Financial Instruments: ASC 825 Financial Instrumentsrequires expanded disclosures about fair value of financial instruments for interim reporting periods of publicly traded companies as well as in annual financial statements. The expanded disclosure requirements for ASC 825 are included in Note 16 - Disclosures about Fair Value of Financial Instruments.

Subsequent Events: ASC 855 Subsequent Events addresses events which occur after the balance sheet date but before the issuance of financial statements. Under ASC 855, an entity must record the effects of subsequent events that provide evidence about conditions that existed at the balance sheet date and must disclose but not record the effects of subsequent events which provide evidence about conditions that did not exist at the balance sheet date. The Company adopted ASC 855 for the quarter ended June 30, 2009 and has included the required disclosures in Note 1 - Accounting Policies.

Transfers and Servicing: ASC 860 Transfers and Servicing improves the relevance, representational faithfulness, and comparability of the information that a reporting entity provides in its financial statements about a transfer of financial assets; the effects of a transfer on its financial position, financial performance, and cash flows; and a transferor's continuing involvement, if any, in transferred financial assets. ASC 860 shall be effective for annual reporting periods that begin after November 15, 2009, for interim periods within the first annual reporting period and for interim and annual reporting periods thereafter, with early adoption prohibited. ASC 860 must be applied to transfers occurring on or after the effective date. Management has not completed its evaluation of ASC 860; however, the Company does not expect it to be material to its financial statements.
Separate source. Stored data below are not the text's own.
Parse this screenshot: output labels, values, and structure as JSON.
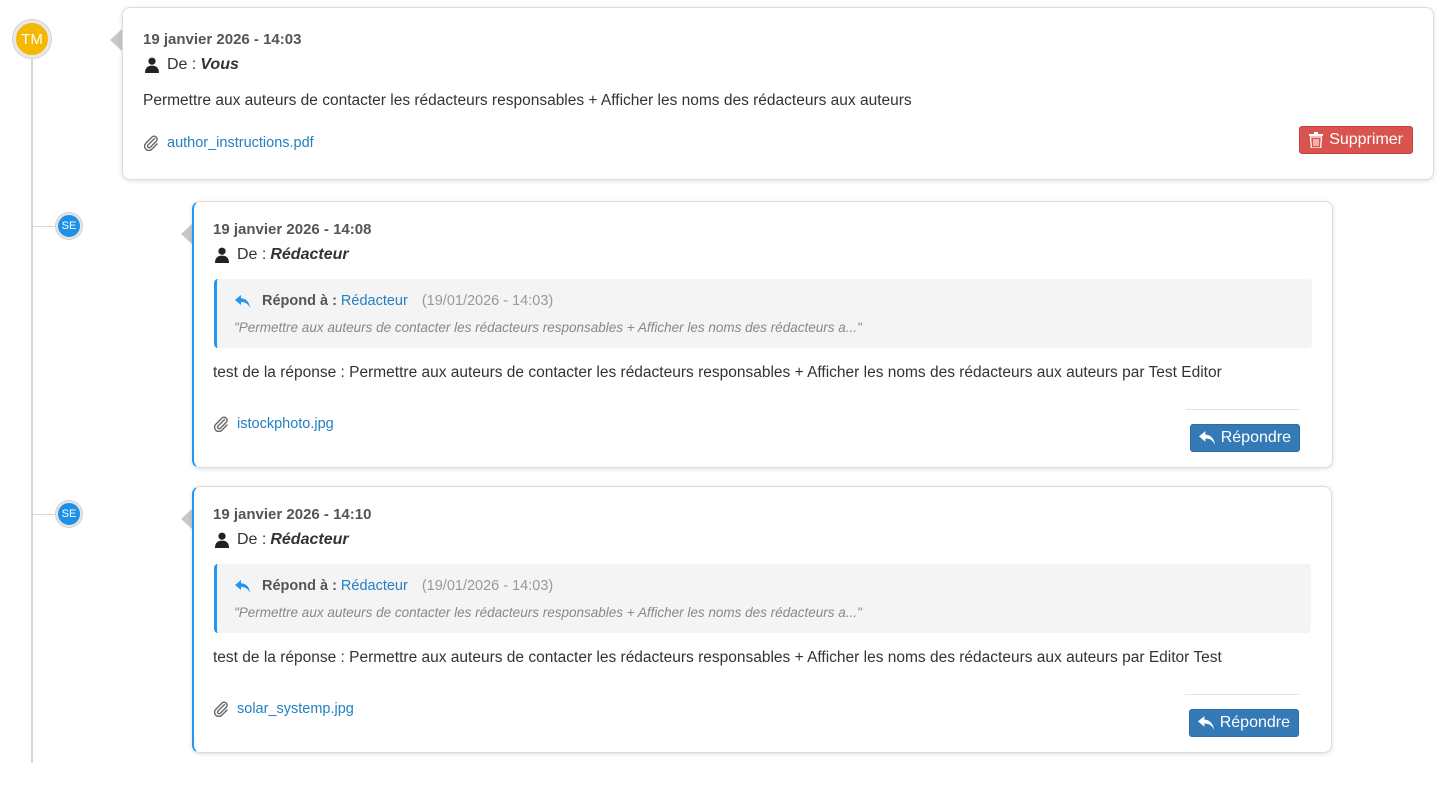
{
  "thread": {
    "main": {
      "avatar_initials": "TM",
      "date": "19 janvier 2026 - 14:03",
      "from_label": "De :",
      "from_name": "Vous",
      "message": "Permettre aux auteurs de contacter les rédacteurs responsables + Afficher les noms des rédacteurs aux auteurs",
      "attachment": "author_instructions.pdf",
      "delete_label": "Supprimer"
    },
    "replies": [
      {
        "avatar_initials": "SE",
        "date": "19 janvier 2026 - 14:08",
        "from_label": "De :",
        "from_name": "Rédacteur",
        "quote_label": "Répond à :",
        "quote_author": "Rédacteur",
        "quote_date": "(19/01/2026 - 14:03)",
        "quote_text": "\"Permettre aux auteurs de contacter les rédacteurs responsables + Afficher les noms des rédacteurs a...\"",
        "message": "test de la réponse : Permettre aux auteurs de contacter les rédacteurs responsables + Afficher les noms des rédacteurs aux auteurs par Test Editor",
        "attachment": "istockphoto.jpg",
        "reply_label": "Répondre"
      },
      {
        "avatar_initials": "SE",
        "date": "19 janvier 2026 - 14:10",
        "from_label": "De :",
        "from_name": "Rédacteur",
        "quote_label": "Répond à :",
        "quote_author": "Rédacteur",
        "quote_date": "(19/01/2026 - 14:03)",
        "quote_text": "\"Permettre aux auteurs de contacter les rédacteurs responsables + Afficher les noms des rédacteurs a...\"",
        "message": "test de la réponse : Permettre aux auteurs de contacter les rédacteurs responsables + Afficher les noms des rédacteurs aux auteurs par Editor Test",
        "attachment": "solar_systemp.jpg",
        "reply_label": "Répondre"
      }
    ]
  },
  "colors": {
    "accent": "#2196f3",
    "link": "#2280c3",
    "main_avatar": "#f5b800",
    "reply_avatar": "#1e90e8",
    "danger": "#d9534f",
    "primary": "#337ab7"
  },
  "icons": {
    "from": "user-icon",
    "attachment": "paperclip-icon",
    "delete": "trash-icon",
    "reply": "reply-arrow-icon"
  }
}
Consolidation: ASC 810 Consolidation improves financial reporting by enterprises involved with variable interest entities and any significant changes in risk exposure due to that involvement as well as its affect on the entity's financial statements. ASC 810 shall be effective as of the beginning of each reporting entity's first annual reporting period that begins after November 15, 2009, for interim periods within the first annual reporting period, and for interim and annual reporting periods thereafter, with earlier adoption prohibited. Management has not completed its evaluation of ASC 810; however, the Company does not expect it to be material to its financial statements.